Case 2: the looked-up value is not a variable. In this case we look at one step of the evaluation. If there is a redex we are happy. Else, our resumed configuration was still a normal form and we can exhibit a proof of the bad instanciation relation, which enables us to call our other induction hypothesis.
- unfold ev_guarded; cbn. remember (eval ((vv ᵥ⊛ r_emb r_cat3_1) ⊙ o ⦗ r_cat_rr ᵣ⊛ a_id ⦘)) as tt. remember (_observe tt) as ot. destruct ot; try now do 2 econstructor. destruct r as [ nx ni [ no narg ] ]; unfold m_strat_wrap; cbn. destruct (c_view_cat ni); try now do 2 econstructor. refine (GNext (IHred (_ ,' _) _ _ _ _ _ _)). refine (HeadInst (_ ,' _) (vv ᵥ⊛ r_emb r_cat3_1) o (r_cat_rr ᵣ⊛ a_id) (r_cat_r j0) (t ∘ (is_var_ren _ _)) _). apply it_eq_unstep; cbn. rewrite Heqtt in Heqot; rewrite <- Heqot. now econstructor. Qed.

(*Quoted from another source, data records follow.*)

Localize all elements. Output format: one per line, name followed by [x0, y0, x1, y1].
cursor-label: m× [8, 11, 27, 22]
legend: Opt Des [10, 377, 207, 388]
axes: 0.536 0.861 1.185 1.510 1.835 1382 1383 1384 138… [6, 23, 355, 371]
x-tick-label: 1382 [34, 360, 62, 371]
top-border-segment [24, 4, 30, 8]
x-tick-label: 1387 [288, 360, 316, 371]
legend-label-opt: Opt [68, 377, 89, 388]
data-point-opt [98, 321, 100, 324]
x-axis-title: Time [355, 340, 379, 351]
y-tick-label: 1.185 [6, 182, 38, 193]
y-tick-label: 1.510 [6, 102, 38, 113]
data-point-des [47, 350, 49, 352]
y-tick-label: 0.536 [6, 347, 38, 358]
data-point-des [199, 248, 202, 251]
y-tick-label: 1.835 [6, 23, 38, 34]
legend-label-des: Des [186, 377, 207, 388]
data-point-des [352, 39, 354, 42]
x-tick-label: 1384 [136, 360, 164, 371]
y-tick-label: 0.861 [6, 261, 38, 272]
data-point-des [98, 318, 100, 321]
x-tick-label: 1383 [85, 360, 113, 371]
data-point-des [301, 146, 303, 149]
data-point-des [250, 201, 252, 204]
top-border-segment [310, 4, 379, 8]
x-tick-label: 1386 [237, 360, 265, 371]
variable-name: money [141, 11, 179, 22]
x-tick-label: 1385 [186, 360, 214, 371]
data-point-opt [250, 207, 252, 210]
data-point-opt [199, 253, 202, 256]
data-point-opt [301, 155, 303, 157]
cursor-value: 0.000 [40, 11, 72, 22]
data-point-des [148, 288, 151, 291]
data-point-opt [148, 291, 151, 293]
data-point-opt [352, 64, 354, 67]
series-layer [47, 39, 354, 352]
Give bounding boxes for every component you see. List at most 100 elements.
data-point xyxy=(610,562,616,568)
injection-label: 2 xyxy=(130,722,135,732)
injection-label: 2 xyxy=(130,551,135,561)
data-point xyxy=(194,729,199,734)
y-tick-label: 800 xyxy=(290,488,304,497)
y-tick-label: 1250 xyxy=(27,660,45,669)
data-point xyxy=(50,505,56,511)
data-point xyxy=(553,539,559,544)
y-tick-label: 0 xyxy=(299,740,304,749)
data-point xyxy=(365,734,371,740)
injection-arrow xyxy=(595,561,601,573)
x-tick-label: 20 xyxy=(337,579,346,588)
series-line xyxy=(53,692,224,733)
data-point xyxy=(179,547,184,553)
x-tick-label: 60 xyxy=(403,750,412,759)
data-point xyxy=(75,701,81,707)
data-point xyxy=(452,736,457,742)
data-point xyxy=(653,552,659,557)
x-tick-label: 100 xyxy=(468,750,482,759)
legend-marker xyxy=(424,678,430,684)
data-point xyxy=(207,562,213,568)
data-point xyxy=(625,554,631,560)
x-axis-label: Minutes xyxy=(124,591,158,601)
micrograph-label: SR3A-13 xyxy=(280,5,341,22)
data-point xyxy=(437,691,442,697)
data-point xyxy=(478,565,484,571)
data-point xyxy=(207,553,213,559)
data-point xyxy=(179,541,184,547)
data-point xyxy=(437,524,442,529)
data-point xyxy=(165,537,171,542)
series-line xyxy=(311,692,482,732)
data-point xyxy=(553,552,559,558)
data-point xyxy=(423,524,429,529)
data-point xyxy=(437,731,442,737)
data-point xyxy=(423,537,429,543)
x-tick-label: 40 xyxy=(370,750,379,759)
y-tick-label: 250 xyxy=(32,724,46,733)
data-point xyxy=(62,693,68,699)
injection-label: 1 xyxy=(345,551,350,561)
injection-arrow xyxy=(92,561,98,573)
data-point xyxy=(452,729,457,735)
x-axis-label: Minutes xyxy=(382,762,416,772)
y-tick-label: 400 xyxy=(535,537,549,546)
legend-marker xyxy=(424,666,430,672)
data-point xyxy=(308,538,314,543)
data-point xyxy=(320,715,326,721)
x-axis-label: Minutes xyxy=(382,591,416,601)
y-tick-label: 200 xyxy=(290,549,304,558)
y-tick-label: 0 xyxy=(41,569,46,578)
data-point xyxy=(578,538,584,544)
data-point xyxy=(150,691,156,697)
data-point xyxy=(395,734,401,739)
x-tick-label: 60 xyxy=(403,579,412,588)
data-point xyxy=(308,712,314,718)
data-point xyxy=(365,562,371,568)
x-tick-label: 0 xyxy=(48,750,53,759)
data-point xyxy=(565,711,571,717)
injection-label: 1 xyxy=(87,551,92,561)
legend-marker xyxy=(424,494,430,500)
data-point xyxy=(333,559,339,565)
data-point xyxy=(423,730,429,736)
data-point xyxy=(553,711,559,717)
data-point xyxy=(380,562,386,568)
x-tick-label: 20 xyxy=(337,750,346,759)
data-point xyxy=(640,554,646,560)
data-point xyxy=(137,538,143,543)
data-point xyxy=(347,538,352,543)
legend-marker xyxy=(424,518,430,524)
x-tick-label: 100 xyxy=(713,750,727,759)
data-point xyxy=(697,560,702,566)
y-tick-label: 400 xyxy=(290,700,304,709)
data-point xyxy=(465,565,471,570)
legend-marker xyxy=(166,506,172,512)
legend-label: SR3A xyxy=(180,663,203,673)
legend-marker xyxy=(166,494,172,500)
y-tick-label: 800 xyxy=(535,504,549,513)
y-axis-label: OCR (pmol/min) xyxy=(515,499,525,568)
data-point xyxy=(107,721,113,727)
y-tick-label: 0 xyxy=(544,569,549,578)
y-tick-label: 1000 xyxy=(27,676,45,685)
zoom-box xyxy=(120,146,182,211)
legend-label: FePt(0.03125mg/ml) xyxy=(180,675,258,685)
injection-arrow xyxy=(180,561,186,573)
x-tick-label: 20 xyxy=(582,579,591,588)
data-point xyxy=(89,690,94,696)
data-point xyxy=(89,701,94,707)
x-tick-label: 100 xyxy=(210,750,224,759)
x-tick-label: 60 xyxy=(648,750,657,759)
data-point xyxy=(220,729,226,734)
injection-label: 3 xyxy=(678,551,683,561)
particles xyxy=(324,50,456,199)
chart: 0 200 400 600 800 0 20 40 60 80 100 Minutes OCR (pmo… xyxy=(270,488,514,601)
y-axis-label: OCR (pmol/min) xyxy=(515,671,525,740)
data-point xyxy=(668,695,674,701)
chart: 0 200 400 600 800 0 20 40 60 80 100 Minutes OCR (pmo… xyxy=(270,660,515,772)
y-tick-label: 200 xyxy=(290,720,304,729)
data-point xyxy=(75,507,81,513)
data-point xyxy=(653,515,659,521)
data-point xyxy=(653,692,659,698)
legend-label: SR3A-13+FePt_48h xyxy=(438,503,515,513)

Now the actual proof of eventual guardedness is just about unfolding a bit of the beginning of the interactions until we attain a resume and can apply our main lemma.
Lemma compo_body_guarded {Δ} : eqn_ev_guarded (fun 'T1_0 => compo_body (Δ := Δ)).
Proof.
intros [] [ Γ [ c u ] v ]; unfold m_strat_pas in v.
unfold ev_guarded; cbn.
pose (ot := _observe (eval c)); change (_observe (eval c)) with ot.
destruct ot; try now do 2 econstructor.
destruct r as [ x i [ o a ] ]; unfold m_strat_wrap; cbn.
destruct (c_view_cat i); try now do 2 econstructor.
refine (GNext _); apply compo_body_guarded_aux.
Qed.From the previous proof we can directly apply the strong fixed point construction on eventually guarded equations and obtain a composition operator without any Tau node at interaction points (Prop. 6).
Definition compo_ev_guarded {Δ a} (u : m_strat_act Δ a) (v : m_strat_pas Δ a)
: delay (obs∙ Δ)
:= iter_ev_guarded _ compo_body_guarded T1_0 (RedT u v).
End with_param.
#[global] Notation "u ∥g v" := (compo_ev_guarded u v) (at level 40).